US M2 rose by only an annualised 0.6% in the six months to July while, on a year-on-year basis, M2 growth slowed further from 5.9% YoY in June to 5.3% YoY in July.

US M2 growth

Source: Federal Reserve

The problem for financial markets right now is that the lack of convincing evidence that the economy is turning down, in the context of a still ostensibly tight labour market, makes it hard for the Fed to justify a significant change of language as yet.

Meanwhile, the political focus remains on the inflation issue with prices remaining the number one issue for the American electorate, while Joe Biden’s popularity rating has remained at low levels, though there has of late been a bounce off the bottom.

The latest Fox News poll conducted on 6-9 August showed that 71% of respondents disapprove of the way Biden is handling inflation.

Biden’s average approval rating has declined from 42.5% in early May to a low of 36.8% in late July and is now 41.8%.

President Joe Biden’s approval rating

Source: RealClearPolitics Polling Average

Fed Can Keep Pushing While the Bond Market is Healthy

Meanwhile, with stocks behaving better of late, there is also less reason in the near term for the Fed to back off while credit markets have, not yet at least, gone completely on strike.

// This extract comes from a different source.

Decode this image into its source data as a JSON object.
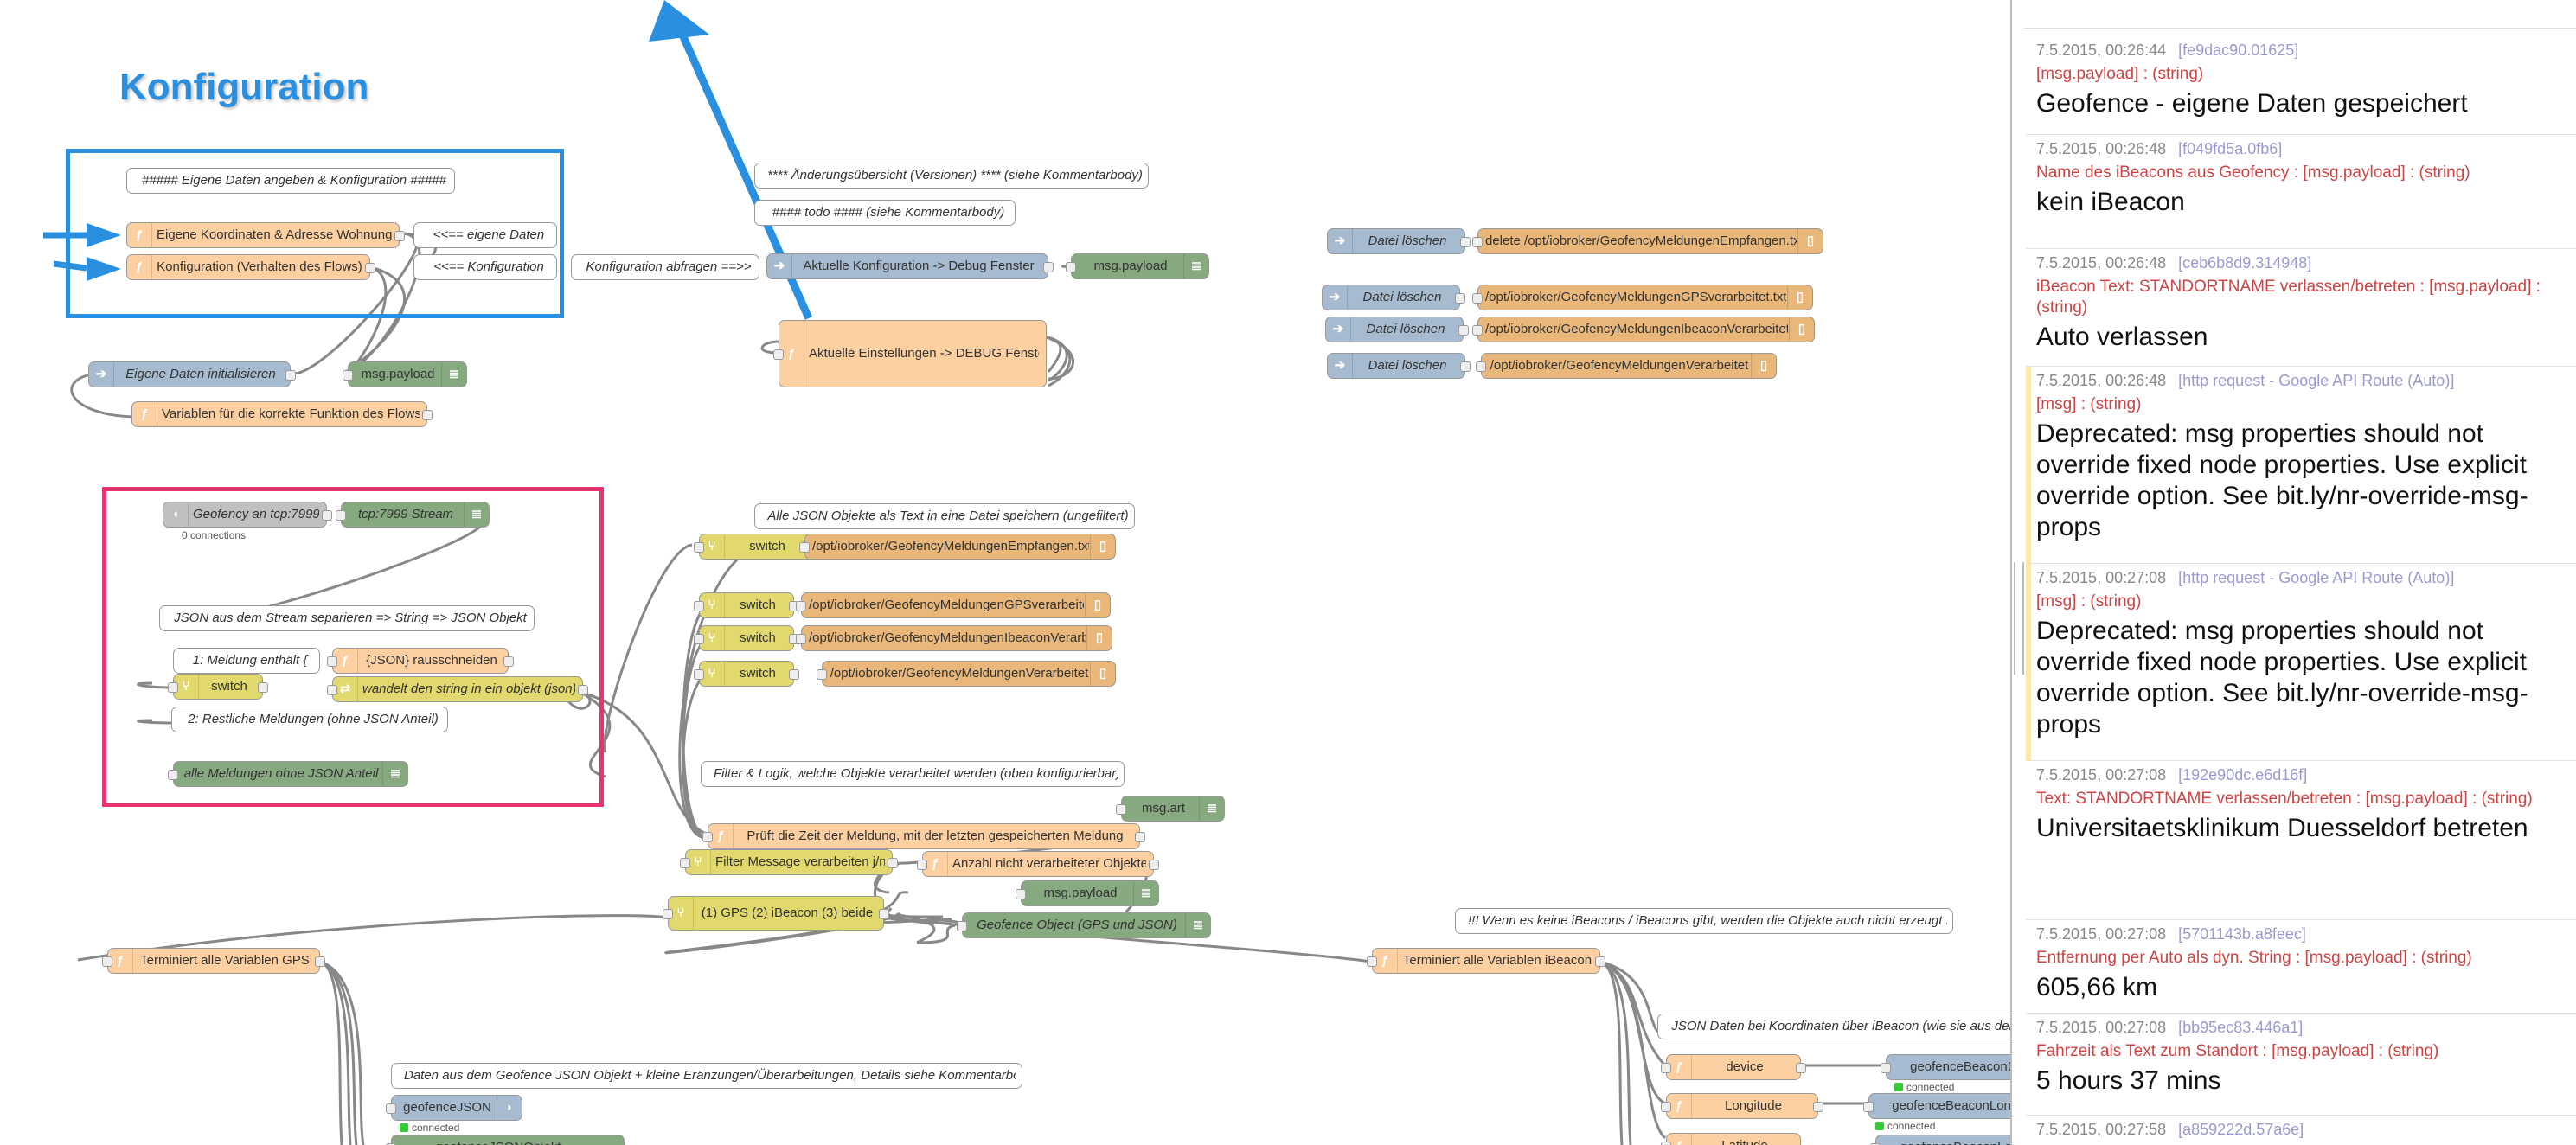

Thus, while junk bond issuance has declined dramatically, it has not yet stopped altogether.

US high-yield corporate bond issuance has fallen from a peak of US$156bn in 1Q21 to US$26bn in 2Q22.

US high-yield corporate bond issuance

Source: SIFMA

Falling Inflation Expectations Could Give the Fed Cover to Pivot

In view of the above, how could the Fed justify a change in language to a more doveish posture, assuming it wanted to, in the absence of a clear deterioration in the labor market.

The most logical way the Fed could make such a change would be to highlight the significant drop in market-driven inflation expectations which occurred in recent months.

The 5-year forward inflation expectation declined from a peak of 2.67% in late April to a low of 2.08% on 11 July though, unfortunately for those looking for such a doveish pivot, it has since risen back to 2.41%.

US five-year five-year forward inflation expectation rate

Source: Federal Reserve Bank of St. Louis

Source: Federal Reserve Bank of St. Louis

The argument would be that because there is now more evidence that long-term inflation expectations have been re-anchored as a result of the much more hawkish Fed, with 75bp of tightening in each of the last two meetings, there is now more room for the Fed to ease up.

This writer is not expecting such a move in the immediate future but it is probably coming at some point.

It is certainly a reason to continue to keep an eye on inflation expectation measures.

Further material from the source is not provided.